Jindal’s op-ed makes it clear that he has personally moved on from the post-election retrospection. In November, the governor insisted that “bizarre comments” have damaged the GOP brand. In June, he tries to explain the Democratic Party’s coming failure with this rant, for which “bizarre” would be a most charitable description:
Because the left wants: The government to explode; to pay everyone; to hire everyone; they believe that money grows on trees; the earth is flat; the industrial age, factory-style government is a cool new thing; debts don’t have to be repaid; people of faith are ignorant and uneducated; unborn babies don’t matter; pornography is fine; traditional marriage is discriminatory; 32 oz. sodas are evil; red meat should be rationed; rich people are evil unless they are from Hollywood or are liberal Democrats; the Israelis are unreasonable; trans-fat must be stopped; kids trapped in failing schools should be patient; wild weather is a new thing; moral standards are passé; government run health care is high quality; the IRS should violate our constitutional rights; reporters should be spied on; Benghazi was handled well; the Second Amendment is outdated; and the First one has some problems too.
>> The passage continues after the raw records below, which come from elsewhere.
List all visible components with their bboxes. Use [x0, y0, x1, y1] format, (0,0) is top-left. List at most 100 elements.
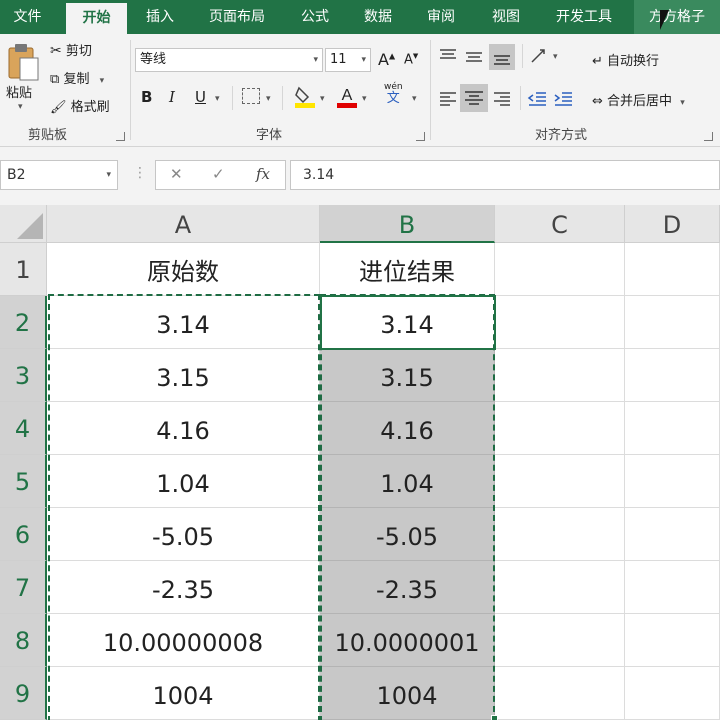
paste-button[interactable]: 粘贴	[6, 82, 32, 101]
decrease-indent-icon[interactable]	[526, 88, 548, 108]
more-options-icon[interactable]: ⋮	[133, 165, 147, 181]
cell-b2[interactable]: 3.14	[320, 296, 495, 349]
cell-d9[interactable]	[625, 667, 720, 720]
paste-dropdown-icon[interactable]: ▾	[18, 102, 23, 112]
cell-c7[interactable]	[495, 561, 625, 614]
tab-home[interactable]: 开始	[66, 3, 127, 34]
cell-c1[interactable]	[495, 243, 625, 296]
cell-a8[interactable]: 10.00000008	[47, 614, 320, 667]
row-header-5[interactable]: 5	[0, 455, 47, 508]
borders-icon[interactable]	[242, 88, 260, 104]
cell-c9[interactable]	[495, 667, 625, 720]
cell-c4[interactable]	[495, 402, 625, 455]
align-center-icon[interactable]	[460, 84, 488, 112]
align-right-icon[interactable]	[491, 88, 513, 108]
row-header-3[interactable]: 3	[0, 349, 47, 402]
fill-color-icon[interactable]	[294, 84, 316, 108]
cell-a4[interactable]: 4.16	[47, 402, 320, 455]
font-launcher-icon[interactable]	[416, 132, 425, 141]
borders-dropdown-icon[interactable]: ▾	[266, 94, 271, 104]
row-header-4[interactable]: 4	[0, 402, 47, 455]
cell-b8[interactable]: 10.0000001	[320, 614, 495, 667]
copy-button[interactable]: ⧉ 复制 ▾	[50, 68, 104, 87]
format-painter-button[interactable]: 🖌 格式刷	[50, 96, 110, 115]
cell-d3[interactable]	[625, 349, 720, 402]
tab-file[interactable]: 文件	[0, 0, 55, 34]
phonetic-guide-button[interactable]: wén 文	[384, 82, 403, 105]
cell-b4[interactable]: 4.16	[320, 402, 495, 455]
phonetic-dropdown-icon[interactable]: ▾	[412, 94, 417, 104]
grow-font-button[interactable]: A▲	[378, 50, 395, 69]
orientation-dropdown-icon[interactable]: ▾	[553, 52, 558, 62]
copy-dropdown-icon[interactable]: ▾	[100, 76, 105, 86]
row-header-6[interactable]: 6	[0, 508, 47, 561]
cell-b5[interactable]: 1.04	[320, 455, 495, 508]
row-header-2[interactable]: 2	[0, 296, 47, 349]
cell-b1[interactable]: 进位结果	[320, 243, 495, 296]
insert-function-icon[interactable]: fx	[256, 165, 270, 183]
row-header-9[interactable]: 9	[0, 667, 47, 720]
cell-a5[interactable]: 1.04	[47, 455, 320, 508]
tab-data[interactable]: 数据	[352, 0, 404, 34]
cell-d2[interactable]	[625, 296, 720, 349]
align-bottom-icon[interactable]	[489, 44, 515, 70]
orientation-icon[interactable]	[528, 46, 550, 66]
font-color-icon[interactable]: A	[336, 84, 358, 108]
paste-icon[interactable]	[6, 42, 40, 82]
column-header-a[interactable]: A	[47, 205, 320, 243]
cell-d8[interactable]	[625, 614, 720, 667]
tab-view[interactable]: 视图	[478, 0, 534, 34]
column-header-b[interactable]: B	[320, 205, 495, 243]
merge-center-button[interactable]: ⇔ 合并后居中 ▾	[592, 90, 685, 109]
select-all-button[interactable]	[0, 205, 47, 243]
tab-review[interactable]: 审阅	[414, 0, 468, 34]
tab-formulas[interactable]: 公式	[290, 0, 340, 34]
cell-c3[interactable]	[495, 349, 625, 402]
cell-d1[interactable]	[625, 243, 720, 296]
row-header-8[interactable]: 8	[0, 614, 47, 667]
font-color-dropdown-icon[interactable]: ▾	[362, 94, 367, 104]
font-size-combo[interactable]: 11 ▾	[325, 48, 371, 72]
cell-a6[interactable]: -5.05	[47, 508, 320, 561]
column-header-c[interactable]: C	[495, 205, 625, 243]
bold-button[interactable]: B	[141, 88, 152, 106]
cell-d5[interactable]	[625, 455, 720, 508]
underline-dropdown-icon[interactable]: ▾	[215, 94, 220, 104]
align-left-icon[interactable]	[437, 88, 459, 108]
align-top-icon[interactable]	[437, 46, 459, 66]
tab-page-layout[interactable]: 页面布局	[196, 0, 278, 34]
underline-button[interactable]: U	[195, 88, 206, 106]
font-name-combo[interactable]: 等线 ▾	[135, 48, 323, 72]
alignment-launcher-icon[interactable]	[704, 132, 713, 141]
cell-a2[interactable]: 3.14	[47, 296, 320, 349]
cell-a3[interactable]: 3.15	[47, 349, 320, 402]
tab-developer[interactable]: 开发工具	[544, 0, 624, 34]
fill-handle[interactable]	[491, 715, 498, 720]
enter-icon[interactable]: ✓	[212, 165, 225, 183]
tab-insert[interactable]: 插入	[132, 0, 188, 34]
cell-c8[interactable]	[495, 614, 625, 667]
cell-b9[interactable]: 1004	[320, 667, 495, 720]
cut-button[interactable]: ✂ 剪切	[50, 40, 92, 59]
tab-fangfang-gezi[interactable]: 方方格子	[634, 0, 720, 34]
name-box[interactable]: B2 ▾	[0, 160, 118, 190]
cell-c6[interactable]	[495, 508, 625, 561]
clipboard-launcher-icon[interactable]	[116, 132, 125, 141]
align-middle-icon[interactable]	[463, 46, 485, 66]
worksheet-grid[interactable]: A B C D 1 原始数 进位结果 2 3.14 3.14 3 3.15 3.15 4 4.16 4.16 5…	[0, 205, 720, 720]
cell-b3[interactable]: 3.15	[320, 349, 495, 402]
cell-a9[interactable]: 1004	[47, 667, 320, 720]
fill-color-dropdown-icon[interactable]: ▾	[320, 94, 325, 104]
wrap-text-button[interactable]: ↵ 自动换行	[592, 50, 659, 69]
cell-b7[interactable]: -2.35	[320, 561, 495, 614]
column-header-d[interactable]: D	[625, 205, 720, 243]
increase-indent-icon[interactable]	[552, 88, 574, 108]
cell-c2[interactable]	[495, 296, 625, 349]
cell-b6[interactable]: -5.05	[320, 508, 495, 561]
shrink-font-button[interactable]: A▼	[404, 52, 418, 67]
row-header-1[interactable]: 1	[0, 243, 47, 296]
cell-c5[interactable]	[495, 455, 625, 508]
cancel-icon[interactable]: ✕	[170, 165, 183, 183]
merge-dropdown-icon[interactable]: ▾	[680, 98, 685, 108]
cell-d7[interactable]	[625, 561, 720, 614]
Their philosophy does not work and it got our nation into the mess it’s in.
Yes, Governor Jindal — who used taxpayer money to fund schools teaching that the Loch Ness Monster is real, and who once claimed to have cured a friend’s cancer with an exorcism — is attacking Democrats’ credibility on science (without mentioning which Democrats, exactly, believe that “the earth is flat”). And that’s not even touching the notion that the left’s apparent comfort with pornography “got our nation into the mess it’s in” — or the fact that his native Louisiana watches more porn than just about any blue state.
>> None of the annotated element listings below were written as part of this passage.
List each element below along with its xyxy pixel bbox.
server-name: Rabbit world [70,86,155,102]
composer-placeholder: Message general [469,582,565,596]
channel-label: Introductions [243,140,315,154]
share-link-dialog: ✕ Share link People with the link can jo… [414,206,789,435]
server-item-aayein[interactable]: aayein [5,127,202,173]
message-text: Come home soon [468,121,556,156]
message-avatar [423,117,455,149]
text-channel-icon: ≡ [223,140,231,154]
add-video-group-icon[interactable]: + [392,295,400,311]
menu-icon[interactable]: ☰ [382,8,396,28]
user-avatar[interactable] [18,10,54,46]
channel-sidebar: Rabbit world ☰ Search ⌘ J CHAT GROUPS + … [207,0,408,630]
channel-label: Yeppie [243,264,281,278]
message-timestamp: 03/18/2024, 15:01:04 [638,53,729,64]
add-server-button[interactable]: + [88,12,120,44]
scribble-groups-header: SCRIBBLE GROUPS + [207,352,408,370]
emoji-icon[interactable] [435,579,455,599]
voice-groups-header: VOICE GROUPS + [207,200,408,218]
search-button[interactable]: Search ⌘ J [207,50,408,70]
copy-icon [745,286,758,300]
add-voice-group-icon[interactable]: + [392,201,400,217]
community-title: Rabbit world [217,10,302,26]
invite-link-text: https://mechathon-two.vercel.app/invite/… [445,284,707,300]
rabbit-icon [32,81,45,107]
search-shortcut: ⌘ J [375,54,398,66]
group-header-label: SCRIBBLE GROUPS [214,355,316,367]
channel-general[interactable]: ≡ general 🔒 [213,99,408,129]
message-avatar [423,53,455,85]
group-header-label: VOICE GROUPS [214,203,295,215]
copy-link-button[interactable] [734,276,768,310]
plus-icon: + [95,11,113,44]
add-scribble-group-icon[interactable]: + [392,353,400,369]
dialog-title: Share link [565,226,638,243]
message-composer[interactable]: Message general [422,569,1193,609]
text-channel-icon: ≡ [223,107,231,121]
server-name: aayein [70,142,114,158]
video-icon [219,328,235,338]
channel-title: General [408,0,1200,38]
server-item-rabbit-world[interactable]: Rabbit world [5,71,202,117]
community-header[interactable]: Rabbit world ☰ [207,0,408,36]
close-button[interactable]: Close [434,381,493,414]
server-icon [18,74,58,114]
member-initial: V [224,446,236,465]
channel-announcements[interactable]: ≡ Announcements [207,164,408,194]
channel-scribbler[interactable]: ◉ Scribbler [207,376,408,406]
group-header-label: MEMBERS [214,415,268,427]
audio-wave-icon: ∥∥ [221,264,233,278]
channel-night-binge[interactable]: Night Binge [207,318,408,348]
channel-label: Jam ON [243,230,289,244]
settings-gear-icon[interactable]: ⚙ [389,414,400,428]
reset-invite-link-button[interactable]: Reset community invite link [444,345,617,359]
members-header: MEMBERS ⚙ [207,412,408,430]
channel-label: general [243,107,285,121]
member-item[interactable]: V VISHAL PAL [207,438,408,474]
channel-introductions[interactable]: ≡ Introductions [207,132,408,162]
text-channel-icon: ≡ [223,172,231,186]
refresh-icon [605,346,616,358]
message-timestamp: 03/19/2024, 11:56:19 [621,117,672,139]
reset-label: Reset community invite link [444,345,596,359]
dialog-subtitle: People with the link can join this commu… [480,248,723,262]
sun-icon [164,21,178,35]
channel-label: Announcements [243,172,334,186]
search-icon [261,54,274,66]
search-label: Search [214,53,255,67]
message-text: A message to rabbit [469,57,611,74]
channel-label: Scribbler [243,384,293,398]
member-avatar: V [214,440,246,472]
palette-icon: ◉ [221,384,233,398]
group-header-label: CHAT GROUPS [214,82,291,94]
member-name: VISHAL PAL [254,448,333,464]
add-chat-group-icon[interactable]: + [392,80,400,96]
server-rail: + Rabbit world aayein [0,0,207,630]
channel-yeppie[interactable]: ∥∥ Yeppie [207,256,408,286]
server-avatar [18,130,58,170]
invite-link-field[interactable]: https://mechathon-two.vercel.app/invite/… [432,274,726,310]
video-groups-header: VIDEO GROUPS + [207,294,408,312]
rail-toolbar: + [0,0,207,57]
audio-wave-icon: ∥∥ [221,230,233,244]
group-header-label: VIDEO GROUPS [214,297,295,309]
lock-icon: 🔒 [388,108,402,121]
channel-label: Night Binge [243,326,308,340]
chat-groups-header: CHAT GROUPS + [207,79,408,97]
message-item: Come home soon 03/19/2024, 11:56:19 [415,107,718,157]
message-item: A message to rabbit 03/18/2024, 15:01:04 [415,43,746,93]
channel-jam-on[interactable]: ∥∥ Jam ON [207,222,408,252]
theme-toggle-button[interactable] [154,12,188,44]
Jindal goes on to suggest that Republicans make their new message, “We are the conservative party in America — deal with it.” Over the past several years, Jindal has tried that strategy in Louisiana: He proposed eliminating state income taxes while raising sales taxes — cutting taxes for the top 1 percent of Louisianans while raising them for bottom 80 percent — privatizing state-run hospitals, and running an unconstitutional school voucher program, among other right-wing policies. The result? Jindal’s popularity imploded, leaving the one-time presidential hopeful as one of the least-popular governors in America.
With Jindal less popular in the deep red Pelican state than even President Barack Obama, Republicans should have only response to Jindal’s hyperbolic op-ed: Why in the world would we take political advice from this guy?